In: Statistics and Probability
Chris is undecided about whether to go back to school and get his master’s degree. He is trying to perform a cost-benefit analysis to determine whether the cost of attending the school of his choice will be outweighed by the increase in salary he will receive after he attains his degree. He does research and compiles data on annual salaries in the industry he currently works in (he has been working for 10 years), along with the years of experience for each employee and whether or not the employee has a master’s degree. Earning his master’s degree will require him to take out approximately $20,000 worth of student loans. He has decided that if the multiple regression model shows, with 95% confidence, that earning a master’s degree is significant in predicting annual salary, and the estimated increase in salary is at least $10,000, he will enroll in a degree program.
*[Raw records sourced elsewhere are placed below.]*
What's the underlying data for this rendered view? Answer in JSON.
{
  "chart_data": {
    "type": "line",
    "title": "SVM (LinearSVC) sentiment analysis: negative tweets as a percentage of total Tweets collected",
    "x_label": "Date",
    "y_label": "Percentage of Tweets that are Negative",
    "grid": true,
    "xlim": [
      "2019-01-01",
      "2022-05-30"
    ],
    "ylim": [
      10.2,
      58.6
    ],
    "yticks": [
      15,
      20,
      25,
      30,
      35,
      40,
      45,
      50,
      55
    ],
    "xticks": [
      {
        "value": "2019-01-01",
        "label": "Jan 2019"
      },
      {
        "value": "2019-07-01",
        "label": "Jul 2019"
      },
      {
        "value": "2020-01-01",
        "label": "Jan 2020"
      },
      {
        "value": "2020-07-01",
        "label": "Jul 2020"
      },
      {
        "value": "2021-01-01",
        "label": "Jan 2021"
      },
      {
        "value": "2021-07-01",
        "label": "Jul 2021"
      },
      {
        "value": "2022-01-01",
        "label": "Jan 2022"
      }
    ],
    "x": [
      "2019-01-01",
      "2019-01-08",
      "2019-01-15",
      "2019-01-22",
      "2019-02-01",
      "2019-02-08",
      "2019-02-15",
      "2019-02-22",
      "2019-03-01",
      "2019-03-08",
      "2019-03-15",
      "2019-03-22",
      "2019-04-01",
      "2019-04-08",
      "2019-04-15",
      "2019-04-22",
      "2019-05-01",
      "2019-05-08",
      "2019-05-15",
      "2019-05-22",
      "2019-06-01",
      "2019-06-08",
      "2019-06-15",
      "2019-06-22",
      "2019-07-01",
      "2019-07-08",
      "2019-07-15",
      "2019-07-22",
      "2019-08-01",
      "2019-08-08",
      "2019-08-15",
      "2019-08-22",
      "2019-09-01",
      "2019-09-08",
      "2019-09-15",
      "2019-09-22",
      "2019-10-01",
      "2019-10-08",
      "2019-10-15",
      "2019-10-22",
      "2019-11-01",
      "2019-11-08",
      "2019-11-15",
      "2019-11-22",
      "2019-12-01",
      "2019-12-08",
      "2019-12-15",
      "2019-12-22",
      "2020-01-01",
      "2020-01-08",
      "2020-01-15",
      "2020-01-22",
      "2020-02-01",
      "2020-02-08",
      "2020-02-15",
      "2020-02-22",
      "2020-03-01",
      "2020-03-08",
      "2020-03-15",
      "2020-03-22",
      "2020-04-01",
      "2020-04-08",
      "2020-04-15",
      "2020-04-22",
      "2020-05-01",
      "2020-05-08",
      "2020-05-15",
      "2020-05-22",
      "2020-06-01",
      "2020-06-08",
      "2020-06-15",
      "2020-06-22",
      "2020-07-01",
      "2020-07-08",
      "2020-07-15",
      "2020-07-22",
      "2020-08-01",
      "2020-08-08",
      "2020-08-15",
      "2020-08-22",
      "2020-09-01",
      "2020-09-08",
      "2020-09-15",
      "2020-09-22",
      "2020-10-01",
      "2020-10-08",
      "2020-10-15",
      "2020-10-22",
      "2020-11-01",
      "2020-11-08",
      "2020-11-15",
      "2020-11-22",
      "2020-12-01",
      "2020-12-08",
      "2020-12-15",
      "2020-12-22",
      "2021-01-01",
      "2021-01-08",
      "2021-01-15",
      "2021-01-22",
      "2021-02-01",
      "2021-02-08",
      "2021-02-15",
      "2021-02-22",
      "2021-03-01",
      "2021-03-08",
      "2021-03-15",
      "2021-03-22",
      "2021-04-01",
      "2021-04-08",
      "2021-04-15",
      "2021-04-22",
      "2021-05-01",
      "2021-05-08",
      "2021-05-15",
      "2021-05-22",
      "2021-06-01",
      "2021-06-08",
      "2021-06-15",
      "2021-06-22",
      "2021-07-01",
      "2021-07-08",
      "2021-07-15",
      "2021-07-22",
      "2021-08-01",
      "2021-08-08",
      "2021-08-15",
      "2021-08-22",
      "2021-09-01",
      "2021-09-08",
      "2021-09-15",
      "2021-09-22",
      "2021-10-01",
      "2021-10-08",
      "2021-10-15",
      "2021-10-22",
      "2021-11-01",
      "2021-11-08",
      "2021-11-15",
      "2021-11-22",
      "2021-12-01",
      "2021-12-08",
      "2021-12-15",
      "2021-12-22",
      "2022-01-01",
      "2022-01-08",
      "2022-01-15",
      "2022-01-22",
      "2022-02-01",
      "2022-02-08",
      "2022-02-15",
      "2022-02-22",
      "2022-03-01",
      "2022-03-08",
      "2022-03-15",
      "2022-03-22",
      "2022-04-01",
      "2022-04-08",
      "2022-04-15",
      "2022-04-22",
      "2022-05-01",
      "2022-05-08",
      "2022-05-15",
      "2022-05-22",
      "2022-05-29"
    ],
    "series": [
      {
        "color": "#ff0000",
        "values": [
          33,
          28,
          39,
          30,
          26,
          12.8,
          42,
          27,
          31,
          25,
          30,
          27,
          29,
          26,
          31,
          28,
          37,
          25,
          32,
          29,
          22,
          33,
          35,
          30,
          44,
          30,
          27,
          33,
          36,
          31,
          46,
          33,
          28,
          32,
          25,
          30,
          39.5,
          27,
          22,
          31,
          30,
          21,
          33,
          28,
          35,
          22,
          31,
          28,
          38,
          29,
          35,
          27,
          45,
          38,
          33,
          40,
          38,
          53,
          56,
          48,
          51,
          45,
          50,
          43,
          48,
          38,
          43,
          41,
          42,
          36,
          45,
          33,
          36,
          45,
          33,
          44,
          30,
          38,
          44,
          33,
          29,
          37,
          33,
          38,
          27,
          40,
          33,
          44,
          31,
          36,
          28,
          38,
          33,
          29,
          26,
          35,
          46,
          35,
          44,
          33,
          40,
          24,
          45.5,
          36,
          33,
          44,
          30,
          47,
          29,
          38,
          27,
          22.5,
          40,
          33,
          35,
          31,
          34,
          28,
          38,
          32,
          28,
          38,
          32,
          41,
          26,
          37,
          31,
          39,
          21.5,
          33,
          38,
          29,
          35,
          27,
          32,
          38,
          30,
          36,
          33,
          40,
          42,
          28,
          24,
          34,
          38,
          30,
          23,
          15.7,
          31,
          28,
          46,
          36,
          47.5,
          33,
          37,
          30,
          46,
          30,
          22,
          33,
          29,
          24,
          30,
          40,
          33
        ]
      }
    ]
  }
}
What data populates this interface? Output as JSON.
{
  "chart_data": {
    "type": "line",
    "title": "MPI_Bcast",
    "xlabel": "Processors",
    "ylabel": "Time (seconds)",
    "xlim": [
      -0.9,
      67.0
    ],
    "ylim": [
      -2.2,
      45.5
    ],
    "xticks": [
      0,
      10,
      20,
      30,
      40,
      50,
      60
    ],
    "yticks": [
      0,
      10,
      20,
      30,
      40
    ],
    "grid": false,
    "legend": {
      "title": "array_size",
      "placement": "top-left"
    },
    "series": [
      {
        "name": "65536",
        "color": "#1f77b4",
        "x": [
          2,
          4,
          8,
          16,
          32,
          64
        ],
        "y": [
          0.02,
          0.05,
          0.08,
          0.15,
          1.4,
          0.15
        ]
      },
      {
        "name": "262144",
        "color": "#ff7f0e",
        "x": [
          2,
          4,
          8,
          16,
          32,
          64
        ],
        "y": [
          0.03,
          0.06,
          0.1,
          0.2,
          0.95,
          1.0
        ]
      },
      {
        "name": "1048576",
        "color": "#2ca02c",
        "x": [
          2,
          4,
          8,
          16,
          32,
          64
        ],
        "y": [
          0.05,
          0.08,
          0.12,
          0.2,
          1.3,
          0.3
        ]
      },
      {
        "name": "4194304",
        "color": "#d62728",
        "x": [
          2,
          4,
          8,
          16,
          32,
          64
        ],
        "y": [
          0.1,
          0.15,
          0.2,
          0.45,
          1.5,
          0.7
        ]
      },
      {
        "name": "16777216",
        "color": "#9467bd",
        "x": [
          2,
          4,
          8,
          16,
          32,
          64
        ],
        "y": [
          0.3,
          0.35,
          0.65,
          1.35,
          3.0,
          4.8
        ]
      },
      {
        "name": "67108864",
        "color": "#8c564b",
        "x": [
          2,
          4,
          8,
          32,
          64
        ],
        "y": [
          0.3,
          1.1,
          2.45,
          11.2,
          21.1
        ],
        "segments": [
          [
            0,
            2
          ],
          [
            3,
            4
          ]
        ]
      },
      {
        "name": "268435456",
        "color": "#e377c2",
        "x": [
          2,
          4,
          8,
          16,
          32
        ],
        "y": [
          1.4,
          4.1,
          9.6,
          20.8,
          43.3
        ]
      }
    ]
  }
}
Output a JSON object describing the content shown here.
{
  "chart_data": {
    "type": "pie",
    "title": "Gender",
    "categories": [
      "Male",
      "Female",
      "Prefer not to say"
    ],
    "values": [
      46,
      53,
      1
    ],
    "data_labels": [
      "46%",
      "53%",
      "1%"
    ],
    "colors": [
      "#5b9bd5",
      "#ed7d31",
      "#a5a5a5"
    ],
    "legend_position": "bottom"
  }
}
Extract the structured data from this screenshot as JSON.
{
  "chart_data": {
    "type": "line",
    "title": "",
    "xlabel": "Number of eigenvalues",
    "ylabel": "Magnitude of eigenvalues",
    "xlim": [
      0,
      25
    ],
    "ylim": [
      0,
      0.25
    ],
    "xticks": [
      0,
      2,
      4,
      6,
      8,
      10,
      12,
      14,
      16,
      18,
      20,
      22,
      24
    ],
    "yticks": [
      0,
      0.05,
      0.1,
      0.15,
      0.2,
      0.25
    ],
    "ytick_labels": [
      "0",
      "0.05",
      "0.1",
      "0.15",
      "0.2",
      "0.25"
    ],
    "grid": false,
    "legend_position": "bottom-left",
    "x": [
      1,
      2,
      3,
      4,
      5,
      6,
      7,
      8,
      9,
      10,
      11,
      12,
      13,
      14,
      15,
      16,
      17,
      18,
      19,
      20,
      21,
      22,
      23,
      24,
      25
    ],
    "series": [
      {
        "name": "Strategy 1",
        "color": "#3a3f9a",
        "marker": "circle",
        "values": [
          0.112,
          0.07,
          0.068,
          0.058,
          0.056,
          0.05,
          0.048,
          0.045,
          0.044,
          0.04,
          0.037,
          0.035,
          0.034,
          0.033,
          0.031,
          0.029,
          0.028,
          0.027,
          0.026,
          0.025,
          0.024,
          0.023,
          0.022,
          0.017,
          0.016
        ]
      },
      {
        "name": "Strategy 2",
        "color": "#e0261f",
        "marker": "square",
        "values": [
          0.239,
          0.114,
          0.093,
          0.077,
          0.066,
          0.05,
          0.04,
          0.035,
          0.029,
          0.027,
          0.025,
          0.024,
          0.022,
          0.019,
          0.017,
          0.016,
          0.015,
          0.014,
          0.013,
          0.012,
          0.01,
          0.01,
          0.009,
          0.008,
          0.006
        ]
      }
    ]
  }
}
Salary ($) | Years of Experience | Master’s Degree |
37,620 | 23 | No |
67,180 | 26 | Yes |
31,280 | 16 | No |
20,500 | 3 | No |
75,120 | 27 | Yes |
59,820 | 24 | Yes |
40,180 | 16 | Yes |
81,360 | 31 | Yes |
36,080 | 20 | No |
36,080 | 11 | Yes |
36,680 | 23 | No |
29,200 | 12 | Yes |
34,040 | 17 | No |
30,060 | 13 | No |
53,300 | 22 | Yes |
22,820 | 6 | No |
72,900 | 33 | Yes |
55,920 | 20 | Yes |
18,280 | 0 | No |
27,000 | 9 | No |
59,600 | 24 | Yes |
40,000 | 16 | Yes |
81,500 | 31 | Yes |
36,000 | 20 | No |
36,500 | 11 | Yes |
37,020 | 23 | No |
29,000 | 12 | Yes |
5. What is the average difference between the salaries of people with and without Master’s degree (holding years of experience constant)?
6. Does the master’s degree significantly influence the salary of the employees at the alpha level of 0.01?
7. Do the years of experience significantly influence the salary of the employees at the alpha level of 0.01? Make sure to show which values you use to make the decision.
8. Remember, Chris has decided that if the multiple regression model shows that earning a master’s degree is significant in predicting annual salary (at alpha of 0.05), and the estimated increase in salary is at least $10,000, he will enroll in a degree program. Should he? Use the actual numbers from the regression model to prove your answer. there should be two sets of values/numbers used.
The data is saved in an excel file by removing the commas and we save it as a .csv file.
R codes used :
> data1=read.csv(file.choose(),header=T) #importing the saved
csv file into R environment
> names(data1)
[1] "Salary" "Years" "Masters"
> attach(data1)
The following objects are masked from data1 (pos = 3):
Masters, Salary, Years
> Salary[Masters=="Yes"]
[1] 67180 75120 59820 40180 81360 36080 29200 53300 72900 55920
59600 40000 81500
[14] 36500 29000
> Salary[Masters=="No"]
[1] 37620 31280 20500 36080 36680 34040 30060 22820 18280 27000
36000 37020
5.>
mean(Salary[Masters=="Yes"])-mean(Salary[Masters=="No"])
[1] 23895.67
6.> model=lm(Salary~Years+Masters)
> summary(model)
Call:
lm(formula = Salary ~ Years + Masters)
Residuals:
Min 1Q Median 3Q Max
-10739 -4894 -1052 4921 11152
Coefficients:
Estimate Std. Error t value Pr(>|t|)
(Intercept) 7127.6 3231.1 2.206 0.037208 *
Years 1629.2 175.6 9.279 2.08e-09
***
MastersYes 13061.6 2936.4 4.448 0.000169
***
---
Signif. codes: 0 ‘***’ 0.001 ‘**’ 0.01 ‘*’ 0.05 ‘.’ 0.1 ‘ ’ 1
Residual standard error: 6957 on 24 degrees of freedom
Multiple R-squared: 0.8729, Adjusted R-squared:
0.8623
F-statistic: 82.38 on 2 and 24 DF, p-value: 1.785e-11
Since the p-value for Masters is very small = 0.000169 (<0.01), we reject the null hypothesis of no significance and conclude that the variable MASTER's DEGREE is significantly associated with SALARY.
7.Since the p-value for Years of Experience is very small = 2.08e-09 (<0.01), we reject the null hypothesis of no significance and conclude that the variable YEARS OF EXPERIENCE is significantly associated with SALARY.
8. In the regression equation SALARY = 7127.6 +1629.2*YEARS + 13061.6*MASTERS, we observe that if the person has a Master's degree, then there will be an increase of $13,061.60 in his salary, which means Chris should enroll for the Master's degree since the increase in salary is more than $10,000.